Good performers as Bad Examples? International Educational Assessments and the Re-narration of Numbers
What makes good reference societies in International Educational Assessments?
Sam Sellar responds to Professor Florian Waldow’s ESRC Seminar Plenary presentation on projections of ‘good’ and ‘bad’ schools among the top performing countries in international educational assessments.
Why do some of the top scorers on international educational assessments turn into negative reference societies? In responding to this question, I want to consider what the phenomenon of negative reference societies suggests about relationships between value and measurement in a ‘datafied’ education policy world – a world where efficiency is coming to replace other kinds of educational values.
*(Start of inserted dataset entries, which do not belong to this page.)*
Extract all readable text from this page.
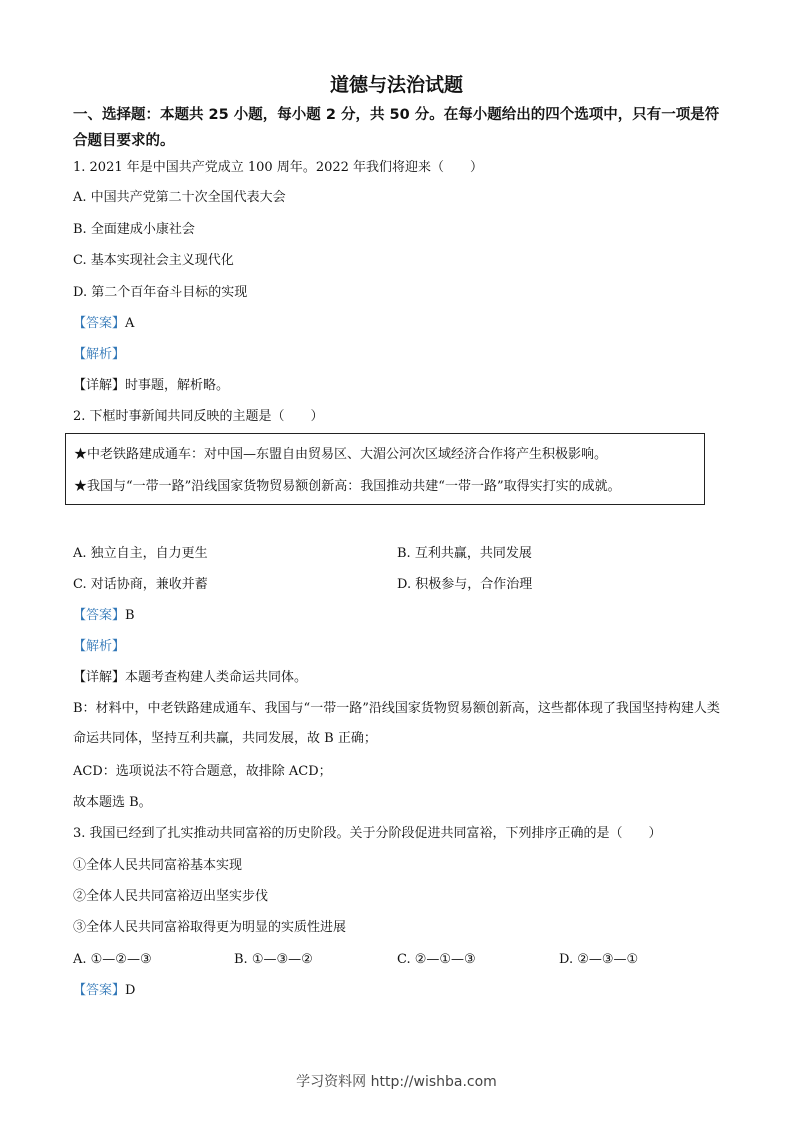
道德与法治试题
一、选择题：本题共 25 小题，每小题 2 分，共 50 分。在每小题给出的四个选项中，只有一项是符合题目要求的。
1. 2021 年是中国共产党成立 100 周年。2022 年我们将迎来（　　）
A. 中国共产党第二十次全国代表大会
B. 全面建成小康社会
C. 基本实现社会主义现代化
D. 第二个百年奋斗目标的实现
【答案】A
【解析】
【详解】时事题，解析略。
2. 下框时事新闻共同反映的主题是（　　）
★中老铁路建成通车：对中国—东盟自由贸易区、大湄公河次区域经济合作将产生积极影响。
★我国与“一带一路”沿线国家货物贸易额创新高：我国推动共建“一带一路”取得实打实的成就。
A. 独立自主，自力更生	B. 互利共赢，共同发展
C. 对话协商，兼收并蓄	D. 积极参与，合作治理
【答案】B
【解析】
【详解】本题考查构建人类命运共同体。
B：材料中，中老铁路建成通车、我国与“一带一路”沿线国家货物贸易额创新高，这些都体现了我国坚持构建人类命运共同体，坚持互利共赢，共同发展，故 B 正确；
ACD：选项说法不符合题意，故排除 ACD；
故本题选 B。
3. 我国已经到了扎实推动共同富裕的历史阶段。关于分阶段促进共同富裕，下列排序正确的是（　　）
①全体人民共同富裕基本实现
②全体人民共同富裕迈出坚实步伐
③全体人民共同富裕取得更为明显的实质性进展
A. ①—②—③	B. ①—③—②	C. ②—①—③	D. ②—③—①
【答案】D
学习资料网 http://wishba.com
At the heart of Professor Waldow’s presentation is the concept of ‘projection’, which describes how policy ideas can be borrowed from other contexts – even if they don’t actually exist there. The practice of projection describes a disjuncture between what is attributed to a particular context and the ‘reality’ of that context.
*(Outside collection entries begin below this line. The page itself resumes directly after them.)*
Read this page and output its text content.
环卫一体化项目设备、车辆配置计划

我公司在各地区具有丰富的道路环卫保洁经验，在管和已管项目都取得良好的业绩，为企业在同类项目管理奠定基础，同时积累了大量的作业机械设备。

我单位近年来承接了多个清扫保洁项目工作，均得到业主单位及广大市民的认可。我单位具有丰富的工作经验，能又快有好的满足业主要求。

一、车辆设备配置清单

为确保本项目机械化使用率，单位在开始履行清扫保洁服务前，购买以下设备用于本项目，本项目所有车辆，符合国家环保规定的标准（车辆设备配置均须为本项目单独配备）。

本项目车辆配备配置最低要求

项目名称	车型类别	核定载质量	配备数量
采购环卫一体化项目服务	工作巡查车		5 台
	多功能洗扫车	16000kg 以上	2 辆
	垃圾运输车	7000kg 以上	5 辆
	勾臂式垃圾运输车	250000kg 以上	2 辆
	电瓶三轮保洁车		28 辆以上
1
As an example, we can look at how educational achievement in China is presented in the UK by certain groups (e.g. politicians, some policymakers), including for the former Secretary for Education, Michael Gove. In an opinion piece titled, My revolution for culture in classroom: Why we must raise education standards so children can compete with rest of the world, written shortly after a visit to China and around the time that PISA 2009 results were released, Gove wrote: ‘I’d like us to implement a cultural revolution just like the one they’ve had in China. … Like Chairman Mao, we’ve embarked on a Long March to reform our education system’. Many in the UK may have been taken aback by Gove’s references to the Cultural Revolution. However, we can see here that what is projected onto a reference society can say more about the idiosyncratic perspective of those making projections than it does about educational realities in the reference society. In contrast, Florian Waldow describes ‘bad examples’ – negative reference societies that score highly on large-scale assessments, but are considered as examples of what should be rejected or avoided in policy borrowing (i.e. as societies that we might not want to emulate). Again, as Professor Waldow describes, those negative features of high performing reference societies may also involve ‘projections’ that have origins in our own anxieties and concerns, rather than necessarily being features of those societies.
Re-narrating the numbers?
What is particularly interesting about projections of education in reference societies is how they involve a certain re-working (or re-narrating) of the relationship between technical data and wider educational values. In the context of governance by data and the imperatives of evidence-based policy, the numbers generated by large-scale assessments offer a powerful source of legitimised knowledge for political decision-making and policy narratives – as a veneer of scientific authority. Large-scale assessments are part of modern knowledge systems in which Jean-François Lyotard observed a tendency towards the collapsing of different criteria (e.g. technical, moral, mythical) for grounding truth claims. Lyotard argued that ‘the technical criterion, introduced on a massive scale in scientific knowledge, cannot fail to influence the truth criterion’. There is tendency towards what is seen to be ‘good’ and ‘bad’ becoming defined in terms of performance: the best possible input/output equation. Lyotard argued that we are seeing a decline of metanarratives and their replacement by a post-ideological emphasis on the technical criteria of performativity. This is evident in the attention that is captured by top performance on PISA. As Professor Waldow observes, whether education systems become positive or negative reference societies, it is the top performers who are referenced either way. Poor performers are simply ignored. However, technical criteria and evidence do not necessarily determine public discourse about good and bad education systems or good and bad schools. With systems that are good performers, but which are seen as a negative example, top performance is rejected as ‘best-practice’ based on a set of non-technical values (e.g. moral). For example, we have seen arguments in Germany that top performing East Asian educational systems should not be emulated because they might narrow the purposes of schooling, raise the spectre of transmission pedagogy and place undue pressure on students. The process of re-narrating the performance of reference societies creates an interesting space in which technical values become mediated through moral values and national concerns. This raises an interesting tension between avoiding ‘inaccurate’ projections onto top performing reference societies in order to avoid problematic policy borrowing and mediating technical values that have become fundamental to ‘accurate’ measures of performance.